Mike DiPietro usually oversees custodial work across all the City buildings, and George Lane typically builds out City construction projects, but the two of them found themselves driving into Boston on Monday to pick up nearly three tons of food from the Greater Boston Food Bank – all of it to be used to help nearly 500 families receive groceries at the new Connolly Center grab ‘n go.
ISD Director Jim Soper is known for reviewing plans, and Louis Steffieri typically makes food inspections, but both of them and the entire department has found themselves delivering about 400 hot meals every weekday to those in need prior to getting on with their normal work.
It’s all been a part of City departments and their workers transforming how they deliver City services during what has been an unprecedented pandemic and one that has created a huge need for food and groceries among older adults and families losing jobs and incomes.
“Honestly, I have no problem doing it at all,” said DiPietro. “We have to do what we have to do right now. We just pick up when the mayor calls us. I have no problem doing that. It’s helping so many people too. When you see all the people grateful for food and you’re helping to make that happen, it’s really worth it.”
Added Lane, “It’s definitely a bright spot in troubled times.”
DiPietro has made several trips into the Food Bank to take food deliveries, having to hand-load several tons of food even on his day off. After picking it up in the City’s truck, he returns to the Connolly Center where he also unloads it with the help of others. On Monday, they were bringing pasta, beans, pears, raisins, corn, beef, soups apples and other such goods.
Once at the Connolly Center, it goes into the hands of Dale Palma and his crew of volunteers.

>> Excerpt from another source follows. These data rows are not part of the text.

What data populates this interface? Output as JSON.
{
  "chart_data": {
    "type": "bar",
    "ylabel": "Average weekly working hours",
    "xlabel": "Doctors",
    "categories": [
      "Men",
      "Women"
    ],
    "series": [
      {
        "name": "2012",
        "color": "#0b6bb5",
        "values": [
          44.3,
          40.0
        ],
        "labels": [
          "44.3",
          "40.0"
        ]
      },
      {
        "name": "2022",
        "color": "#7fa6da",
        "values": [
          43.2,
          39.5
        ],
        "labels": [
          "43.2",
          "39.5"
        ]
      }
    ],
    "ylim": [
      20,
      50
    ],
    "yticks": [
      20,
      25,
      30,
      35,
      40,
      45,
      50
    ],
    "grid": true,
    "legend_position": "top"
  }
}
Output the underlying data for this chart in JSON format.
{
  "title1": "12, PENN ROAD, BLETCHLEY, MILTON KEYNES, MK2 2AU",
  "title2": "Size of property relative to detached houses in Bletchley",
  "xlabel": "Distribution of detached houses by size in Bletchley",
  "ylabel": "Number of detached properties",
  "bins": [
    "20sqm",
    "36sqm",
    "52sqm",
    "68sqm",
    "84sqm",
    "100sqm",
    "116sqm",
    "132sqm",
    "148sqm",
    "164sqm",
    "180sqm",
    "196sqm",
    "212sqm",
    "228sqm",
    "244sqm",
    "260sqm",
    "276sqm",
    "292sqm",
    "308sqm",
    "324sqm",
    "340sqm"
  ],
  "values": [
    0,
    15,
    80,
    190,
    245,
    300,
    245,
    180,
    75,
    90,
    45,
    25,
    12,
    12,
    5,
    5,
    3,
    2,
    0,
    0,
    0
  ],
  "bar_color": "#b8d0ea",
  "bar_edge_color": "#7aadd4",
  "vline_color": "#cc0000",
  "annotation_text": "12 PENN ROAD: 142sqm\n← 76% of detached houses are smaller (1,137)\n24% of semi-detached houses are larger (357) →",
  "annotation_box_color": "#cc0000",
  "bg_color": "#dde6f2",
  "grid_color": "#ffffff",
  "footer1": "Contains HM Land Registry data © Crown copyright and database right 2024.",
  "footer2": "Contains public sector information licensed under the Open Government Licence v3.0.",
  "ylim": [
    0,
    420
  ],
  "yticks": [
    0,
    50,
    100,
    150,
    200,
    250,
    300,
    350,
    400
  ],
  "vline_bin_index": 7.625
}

Palma typically provides about 40 meals per day to the senior citizen community at the Center, as well as a vigorous programming and exercise regimen. Now, however, he has become an impromptu drive-thru grocery store for those in need, and has also coordinated the procurement and delivery of nearly 400 prepared hot meals every weekday.
“It’s eye opening to see the need and the City’s immediate response to the need,” he said. “As I talk to other Elder Services in other cities…Everett is by far ahead of the curve. Other cities have already shut down operations or have never started going.”
At the new grad n’ go, Palma’s crew of City workers, and volunteers from the Council on Aging take in the food delivered by DiPietro and others. With bags waiting, they organize the massive amounts of food into single servings and then have them ready at the curb once per week. Families and senior citizens – with no one turned away – drive up, get their grocery bag put in the car, and drive away so there is minimal contact exposure.
They have been serving several hundred households with the grab n’ go each week, he said, and it has been full on nearly every day.
“There are no off hours in this situation,” he said. “You’re on and you have to be. It’s a crisis. We had Easter Sunday off, but before that most of us had worked 15 days straight.”
Soper said he and three of his ISD inspectors, including Steffieri, report to Palma most every weekday. Working with several Everett caterers, Palma has ramped up the meals program from about 40 a day to 400 a day. Those meals are delivered and prepped at the Connolly Center.
Then Soper and his crew begin to distribute them to set addresses provided from calls to the 3-1-1 system.
“After Dale makes the food, we pick it up in our ISD vehicles,” he said. “We have three guys making deliveries five days a week. We’re delivering approximately 400 meals a day. That’s 2,000 meals a week. We’re not going one week on and one week off. It’s every weekday working our 35 hour shifts. We stay out of City Hall as much as possible. And we’re still taking enforcement calls and going out for those inspections in between deliveries.”
Most days, they pick up everything around 10:30 a.m. so they can have lunch on the table for residents by noon. They wear masks and gloves and deliver to many of the senior buildings, including 66 Main St. and Whitney-Lorenti House.
“What I know from the guys that are doing this is they are very happy to make people so happy,” he said. “They all enjoy doing it. Your heart gives a little bit during these times.”
Mayor Carlo DeMaria said he has really appreciated how all of the above have stepped up and gone beyond their typical jobs. He pointed out that each of those working to get food in the hands of residents every day are putting their health and safety in jeopardy to be able to help.
Added Jerry Navarro, director of Health and Human Services, “Everyone is just pitching in and doing their part to try to help everyone get through this pandemic safely. Obviously, the mayor asked us to do what we have to do to make sure people are fed and to get them food. Everyone has come together at a critical time.”